Nasif Ahmed, Master’s candidate
David R. Cheriton School of Computer Science
Supervisor: Professor Mei Nagappan
Context: The pull-based development model is a widely adopted practice in distributed version control systems, particularly in open-source projects. In this model, contributors submit pull requests proposing changes to the codebase, which are then reviewed and potentially merged by project maintainers. Previous studies have extensively investigated the influence of different factors in merge outcome, aiming to generalize their impact across multiple projects.
Objective: This thesis takes a unique approach by examining these factors at the project level, aiming to understand how the influence of each factor varies across projects.
Methodology: To achieve this, we conducted a large-scale quantitative analysis on 841,399 pull requests from 1,100 GitHub projects.
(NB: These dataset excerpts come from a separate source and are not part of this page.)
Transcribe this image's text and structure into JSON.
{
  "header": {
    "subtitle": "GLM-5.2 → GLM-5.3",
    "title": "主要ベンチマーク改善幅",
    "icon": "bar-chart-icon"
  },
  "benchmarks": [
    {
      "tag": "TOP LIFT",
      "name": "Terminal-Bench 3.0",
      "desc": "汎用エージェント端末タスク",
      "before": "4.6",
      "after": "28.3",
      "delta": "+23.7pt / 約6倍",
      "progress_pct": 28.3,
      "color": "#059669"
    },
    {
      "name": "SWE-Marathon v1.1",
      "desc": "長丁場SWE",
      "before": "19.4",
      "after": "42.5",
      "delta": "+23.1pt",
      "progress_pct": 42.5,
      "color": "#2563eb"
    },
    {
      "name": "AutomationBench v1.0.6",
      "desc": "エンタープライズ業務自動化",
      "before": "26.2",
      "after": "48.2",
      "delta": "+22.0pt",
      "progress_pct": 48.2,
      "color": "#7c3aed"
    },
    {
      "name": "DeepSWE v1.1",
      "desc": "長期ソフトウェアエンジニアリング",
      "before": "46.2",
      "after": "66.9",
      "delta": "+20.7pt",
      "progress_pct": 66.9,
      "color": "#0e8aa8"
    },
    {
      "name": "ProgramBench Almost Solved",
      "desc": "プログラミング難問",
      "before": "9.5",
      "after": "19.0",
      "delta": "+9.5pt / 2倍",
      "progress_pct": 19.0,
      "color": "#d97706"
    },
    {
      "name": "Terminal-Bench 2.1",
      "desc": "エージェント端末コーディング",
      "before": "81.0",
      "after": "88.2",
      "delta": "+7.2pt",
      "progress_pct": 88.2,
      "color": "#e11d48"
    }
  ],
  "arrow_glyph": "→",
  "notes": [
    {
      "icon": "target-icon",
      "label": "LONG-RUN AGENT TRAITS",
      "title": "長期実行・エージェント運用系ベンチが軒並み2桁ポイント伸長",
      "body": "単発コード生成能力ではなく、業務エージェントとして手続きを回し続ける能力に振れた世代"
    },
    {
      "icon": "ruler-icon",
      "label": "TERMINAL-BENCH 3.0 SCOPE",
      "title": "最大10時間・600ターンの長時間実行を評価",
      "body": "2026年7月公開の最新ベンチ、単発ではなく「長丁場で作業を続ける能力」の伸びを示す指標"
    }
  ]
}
We constructed fixed-effect logistic regression models for each project and explored the correlations between different factors and merge outcomes.
Results: Our analysis indicates that the influence of factors varies across projects, both in terms of their order and direction. For example, while contributor experience is highly valued in many projects, it was found to be statistically insignificant in others. Likewise, the likelihood of a successful merge increases with the number of commits in some projects, whereas in others, it has the opposite effect. These findings have implications for both researchers and practitioners.